As the exact cause for PCOS is not clear, however, it can be discussed in term of exogenous factor (external factor) and endogenous factor (Internal factor).

Endogenous Factor

Genetic factor

PCOS can run in families, if there is a history of PCOS in the first-degree family then there is often an increased risk of developing the condition. The genetic abnormality in PCOS affects signal transduction ruling steroidogenesis, steroid hormones action, gonadotrophin action and regulation, insulin action and secretion, energy homeostasis, chronic inflammation, and others. Though the genetics of PCOS is not fully understood, early diagnosis and treatment can prevent long-term effects.

Hormonal factor

Balance in the functioning of hormone is very much necessary as hormone carries the message through the bloodstream and responsible for the energy, reproduction, growth, development, movement, digestion, metabolism, tissue function, sleep, and mood manipulation.
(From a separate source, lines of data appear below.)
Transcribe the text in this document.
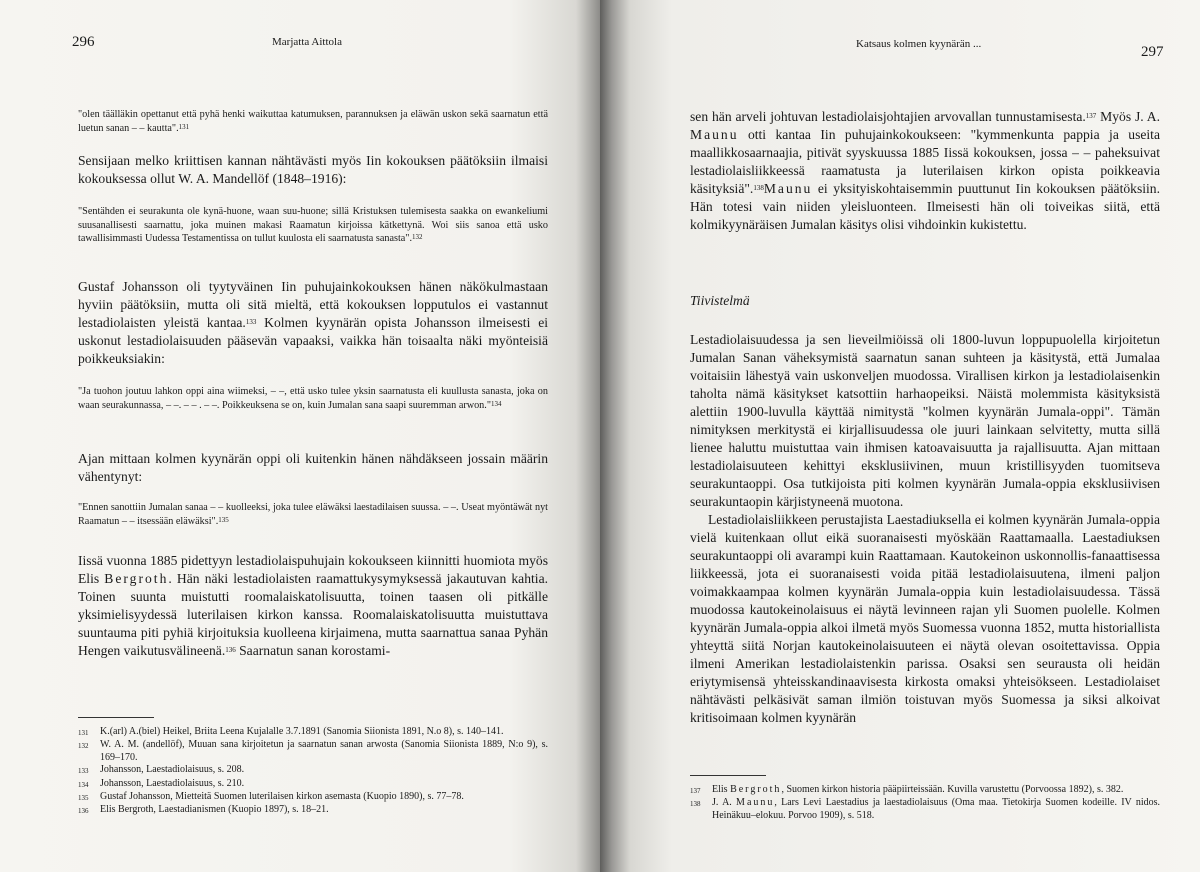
296	Marjatta Aittola
"olen täälläkin opettanut että pyhä henki waikuttaa katumuksen, parannuksen ja eläwän uskon sekä saarnatun että luetun sanan – – kautta".$^{131}$

Sensijaan melko kriittisen kannan nähtävästi myös Iin kokouksen päätöksiin ilmaisi kokouksessa ollut W. A. Mandellöf (1848–1916):

"Sentähden ei seurakunta ole kynä-huone, waan suu-huone; sillä Kristuksen tulemisesta saakka on ewankeliumi suusanallisesti saarnattu, joka muinen makasi Raamatun kirjoissa kätkettynä. Woi siis sanoa että usko tawallisimmasti Uudessa Testamentissa on tullut kuulosta eli saarnatusta sanasta".$^{132}$

Gustaf Johansson oli tyytyväinen Iin puhujainkokouksen hänen näkökulmastaan hyviin päätöksiin, mutta oli sitä mieltä, että kokouksen lopputulos ei vastannut lestadiolaisten yleistä kantaa.$^{133}$ Kolmen kyynärän opista Johansson ilmeisesti ei uskonut lestadiolaisuuden pääsevän vapaaksi, vaikka hän toisaalta näki myönteisiä poikkeuksiakin:

"Ja tuohon joutuu lahkon oppi aina wiimeksi, – –, että usko tulee yksin saarnatusta eli kuullusta sanasta, joka on waan seurakunnassa, – –. – – . – –. Poikkeuksena se on, kuin Jumalan sana saapi suuremman arwon."$^{134}$

Ajan mittaan kolmen kyynärän oppi oli kuitenkin hänen nähdäkseen jossain määrin vähentynyt:

"Ennen sanottiin Jumalan sanaa – – kuolleeksi, joka tulee eläwäksi laestadilaisen suussa. – –. Useat myöntäwät nyt Raamatun – – itsessään eläwäksi".$^{135}$

Iissä vuonna 1885 pidettyyn lestadiolaispuhujain kokoukseen kiinnitti huomiota myös Elis Bergroth. Hän näki lestadiolaisten raamattukysymyksessä jakautuvan kahtia. Toinen suunta muistutti roomalaiskatolisuutta, toinen taasen oli pitkälle yksimielisyydessä luterilaisen kirkon kanssa. Roomalaiskatolisuutta muistuttava suuntauma piti pyhiä kirjoituksia kuolleena kirjaimena, mutta saarnattua sanaa Pyhän Hengen vaikutusvälineenä.$^{136}$ Saarnatun sanan korostami-

131	K.(arl) A.(biel) Heikel, Briita Leena Kujalalle 3.7.1891 (Sanomia Siionista 1891, N.o 8), s. 140–141.
132	W. A. M. (andellöf), Muuan sana kirjoitetun ja saarnatun sanan arwosta (Sanomia Siionista 1889, N:o 9), s. 169–170.
133	Johansson, Laestadiolaisuus, s. 208.
134	Johansson, Laestadiolaisuus, s. 210.
135	Gustaf Johansson, Mietteitä Suomen luterilaisen kirkon asemasta (Kuopio 1890), s. 77–78.
136	Elis Bergroth, Laestadianismen (Kuopio 1897), s. 18–21.
Katsaus kolmen kyynärän ...	297

sen hän arveli johtuvan lestadiolaisjohtajien arvovallan tunnustamisesta.$^{137}$ Myös J. A. Maunu otti kantaa Iin puhujainkokoukseen: "kymmenkunta pappia ja useita maallikkosaarnaajia, pitivät syyskuussa 1885 Iissä kokouksen, jossa – – paheksuivat lestadiolaisliikkeessä raamatusta ja luterilaisen kirkon opista poikkeavia käsityksiä".$^{138}$Maunu ei yksityiskohtaisemmin puuttunut Iin kokouksen päätöksiin. Hän totesi vain niiden yleisluonteen. Ilmeisesti hän oli toiveikas siitä, että kolmikyynäräisen Jumalan käsitys olisi vihdoinkin kukistettu.

Tiivistelmä

Lestadiolaisuudessa ja sen lieveilmiöissä oli 1800-luvun loppupuolella kirjoitetun Jumalan Sanan väheksymistä saarnatun sanan suhteen ja käsitystä, että Jumalaa voitaisiin lähestyä vain uskonveljen muodossa. Virallisen kirkon ja lestadiolaisenkin taholta nämä käsitykset katsottiin harhaopeiksi. Näistä molemmista käsityksistä alettiin 1900-luvulla käyttää nimitystä "kolmen kyynärän Jumala-oppi". Tämän nimityksen merkitystä ei kirjallisuudessa ole juuri lainkaan selvitetty, mutta sillä lienee haluttu muistuttaa vain ihmisen katoavaisuutta ja rajallisuutta. Ajan mittaan lestadiolaisuuteen kehittyi eksklusiivinen, muun kristillisyyden tuomitseva seurakuntaoppi. Osa tutkijoista piti kolmen kyynärän Jumala-oppia eksklusiivisen seurakuntaopin kärjistyneenä muotona.

Lestadiolaisliikkeen perustajista Laestadiuksella ei kolmen kyynärän Jumala-oppia vielä kuitenkaan ollut eikä suoranaisesti myöskään Raattamaalla. Laestadiuksen seurakuntaoppi oli avarampi kuin Raattamaan. Kautokeinon uskonnollis-fanaattisessa liikkeessä, jota ei suoranaisesti voida pitää lestadiolaisuutena, ilmeni paljon voimakkaampaa kolmen kyynärän Jumala-oppia kuin lestadiolaisuudessa. Tässä muodossa kautokeinolaisuus ei näytä levinneen rajan yli Suomen puolelle. Kolmen kyynärän Jumala-oppia alkoi ilmetä myös Suomessa vuonna 1852, mutta historiallista yhteyttä siitä Norjan kautokeinolaisuuteen ei näytä olevan osoitettavissa. Oppia ilmeni Amerikan lestadiolaistenkin parissa. Osaksi sen seurausta oli heidän eriytymisensä yhteisskandinaavisesta kirkosta omaksi yhteisökseen. Lestadiolaiset nähtävästi pelkäsivät saman ilmiön toistuvan myös Suomessa ja siksi alkoivat kritisoimaan kolmen kyynärän

137	Elis Bergroth, Suomen kirkon historia pääpiirteissään. Kuvilla varustettu (Porvoossa 1892), s. 382.
138	J. A. Maunu, Lars Levi Laestadius ja laestadiolaisuus (Oma maa. Tietokirja Suomen kodeille. IV nidos. Heinäkuu–elokuu. Porvoo 1909), s. 518.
In PCOS due to improper coordination between the brain and ovaries (hypothalamic-pituitary-ovarian axis), there is a hormonal imbalance in the body. When we hear about the polycystic ovarian syndrome, most of them think it’s only related to the ovaries as the name suggests with multiple cysts in it. Women are just worried about the cyst and irregular cycles but PCOS is the condition that not only affects the ovaries but also hair, skin, and body with various signs and symptoms and can also hamper the mental & emotional health.

Women with PCOS have an increased risk of diabetes and cardiovascular disease. Regularising the hormonal function is very necessary here. Insulin resistance and excess androgen in the body are the two main hormones causing PCOS.
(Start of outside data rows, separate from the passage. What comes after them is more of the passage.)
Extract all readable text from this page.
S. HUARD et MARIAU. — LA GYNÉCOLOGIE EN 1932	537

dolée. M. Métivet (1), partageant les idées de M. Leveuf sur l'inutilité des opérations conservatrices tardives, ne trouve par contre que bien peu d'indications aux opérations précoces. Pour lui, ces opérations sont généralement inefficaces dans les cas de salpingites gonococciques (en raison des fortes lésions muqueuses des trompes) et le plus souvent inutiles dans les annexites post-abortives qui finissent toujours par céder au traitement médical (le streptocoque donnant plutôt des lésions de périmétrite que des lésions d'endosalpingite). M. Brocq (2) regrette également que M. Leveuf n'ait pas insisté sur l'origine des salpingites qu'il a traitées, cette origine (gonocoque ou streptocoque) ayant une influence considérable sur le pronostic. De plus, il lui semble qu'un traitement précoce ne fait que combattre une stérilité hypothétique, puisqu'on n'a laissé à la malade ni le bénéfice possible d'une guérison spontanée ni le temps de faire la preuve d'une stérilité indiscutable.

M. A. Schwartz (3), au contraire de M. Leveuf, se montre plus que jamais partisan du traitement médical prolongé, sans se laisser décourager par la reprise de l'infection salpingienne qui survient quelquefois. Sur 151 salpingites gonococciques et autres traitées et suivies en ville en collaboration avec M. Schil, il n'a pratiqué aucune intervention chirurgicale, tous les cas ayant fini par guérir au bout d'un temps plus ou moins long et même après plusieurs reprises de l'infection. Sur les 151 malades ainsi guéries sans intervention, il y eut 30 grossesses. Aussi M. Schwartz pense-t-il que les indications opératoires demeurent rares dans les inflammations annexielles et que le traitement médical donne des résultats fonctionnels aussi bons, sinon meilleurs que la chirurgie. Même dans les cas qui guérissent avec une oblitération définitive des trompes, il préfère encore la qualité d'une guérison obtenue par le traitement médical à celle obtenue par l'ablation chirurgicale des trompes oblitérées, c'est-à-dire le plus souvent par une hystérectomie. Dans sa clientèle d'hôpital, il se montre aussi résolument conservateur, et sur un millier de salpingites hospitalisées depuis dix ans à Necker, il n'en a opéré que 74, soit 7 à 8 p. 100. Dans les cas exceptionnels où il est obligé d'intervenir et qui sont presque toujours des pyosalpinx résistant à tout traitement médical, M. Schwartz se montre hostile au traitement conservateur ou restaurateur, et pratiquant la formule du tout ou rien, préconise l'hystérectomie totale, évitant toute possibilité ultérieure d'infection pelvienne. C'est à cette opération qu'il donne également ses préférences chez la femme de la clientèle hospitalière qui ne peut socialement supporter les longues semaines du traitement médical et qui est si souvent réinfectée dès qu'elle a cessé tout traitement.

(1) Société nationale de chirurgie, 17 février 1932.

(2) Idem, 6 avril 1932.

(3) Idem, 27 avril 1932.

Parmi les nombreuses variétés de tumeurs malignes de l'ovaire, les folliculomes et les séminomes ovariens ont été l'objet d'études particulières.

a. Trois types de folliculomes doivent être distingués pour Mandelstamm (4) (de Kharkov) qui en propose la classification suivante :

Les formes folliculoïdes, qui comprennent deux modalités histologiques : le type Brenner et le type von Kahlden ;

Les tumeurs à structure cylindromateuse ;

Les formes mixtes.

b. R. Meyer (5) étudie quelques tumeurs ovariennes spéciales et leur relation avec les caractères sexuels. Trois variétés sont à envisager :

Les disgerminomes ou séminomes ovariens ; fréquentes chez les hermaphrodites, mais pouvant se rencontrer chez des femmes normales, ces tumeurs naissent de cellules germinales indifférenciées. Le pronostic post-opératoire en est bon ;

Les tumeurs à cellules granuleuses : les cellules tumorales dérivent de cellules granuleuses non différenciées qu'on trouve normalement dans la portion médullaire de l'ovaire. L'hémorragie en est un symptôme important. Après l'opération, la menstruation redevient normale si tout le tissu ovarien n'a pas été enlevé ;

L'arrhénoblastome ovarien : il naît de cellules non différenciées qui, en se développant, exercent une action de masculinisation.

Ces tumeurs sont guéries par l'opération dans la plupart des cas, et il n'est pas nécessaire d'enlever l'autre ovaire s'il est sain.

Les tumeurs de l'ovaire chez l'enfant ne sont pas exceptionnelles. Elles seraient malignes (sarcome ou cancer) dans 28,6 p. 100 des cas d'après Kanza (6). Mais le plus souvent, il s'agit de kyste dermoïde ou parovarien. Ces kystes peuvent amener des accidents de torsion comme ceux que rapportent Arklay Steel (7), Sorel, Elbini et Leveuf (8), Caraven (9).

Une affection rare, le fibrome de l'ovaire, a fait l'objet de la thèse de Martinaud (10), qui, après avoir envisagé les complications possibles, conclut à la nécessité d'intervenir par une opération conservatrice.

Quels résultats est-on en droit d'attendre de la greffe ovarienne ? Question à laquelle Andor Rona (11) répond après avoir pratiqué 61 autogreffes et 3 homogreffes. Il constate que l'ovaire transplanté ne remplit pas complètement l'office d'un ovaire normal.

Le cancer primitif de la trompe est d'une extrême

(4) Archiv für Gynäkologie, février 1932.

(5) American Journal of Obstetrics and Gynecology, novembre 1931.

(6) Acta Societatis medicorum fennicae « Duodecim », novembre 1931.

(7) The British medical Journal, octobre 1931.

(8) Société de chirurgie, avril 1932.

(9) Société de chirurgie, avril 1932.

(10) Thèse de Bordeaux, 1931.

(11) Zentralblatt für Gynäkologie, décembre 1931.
Obesity(Overweight) is always linked with PCOS and is commonly seen in PCOS women. When obesity is associated with PCOS it worsens the complications, as it can induce insulin resistance which in turn increases androgen production(hormone that play a role in male traits).

Exogenous Factor

Many research studies show that exogenous factors like diet, nutrition, lifestyle, environmental and occupational factors may affect vulnerable women, leading to the occurrence of phenotypic characteristics of PCOS. Diet and lifestyle seem to be one of the foremost environmental influencers for the occurrence of PCOS.

In this table let us look into the signs and symptoms seen in PCOS women.

Symptoms seen in PCOS women

Affects Signs and symptoms
Skin Oily skin
Acne over face and body
Acanthosis Nigricans (Dark, velvety patch of skin seen over neck, armpit, groin)
Hair Hirsutism (excess hair over facial and body)
Alopecia (male pattern scalp hair loss)
Reproductive system Irregular cycles
Heavy bleeding
Polycystic ovaries
Prone to infertility (difficulty in conceiving)
Health challenges during pregnancy
Gut IBS (Irritable Bowel Syndrome) associated with symptoms like:
Constipation or Diarrhea
Abdomen or pelvic pain
Other Issues Weight gain
Mood swings

Long Term Consequences

PCOS women can tend to have complications in later life where she may develop Type 2 Diabetes, can have effect on cardiovascular system causing high blood pressure or high cholesterol levels. During pregnancy there is a tendency to develop preeclampsia, pregnancy induced hypertension, gestational diabetes, infertility, sleep apnea, obesity, sexual issues, increased risk for endometrial cancer, can develop mood disorders like anxiety and depression.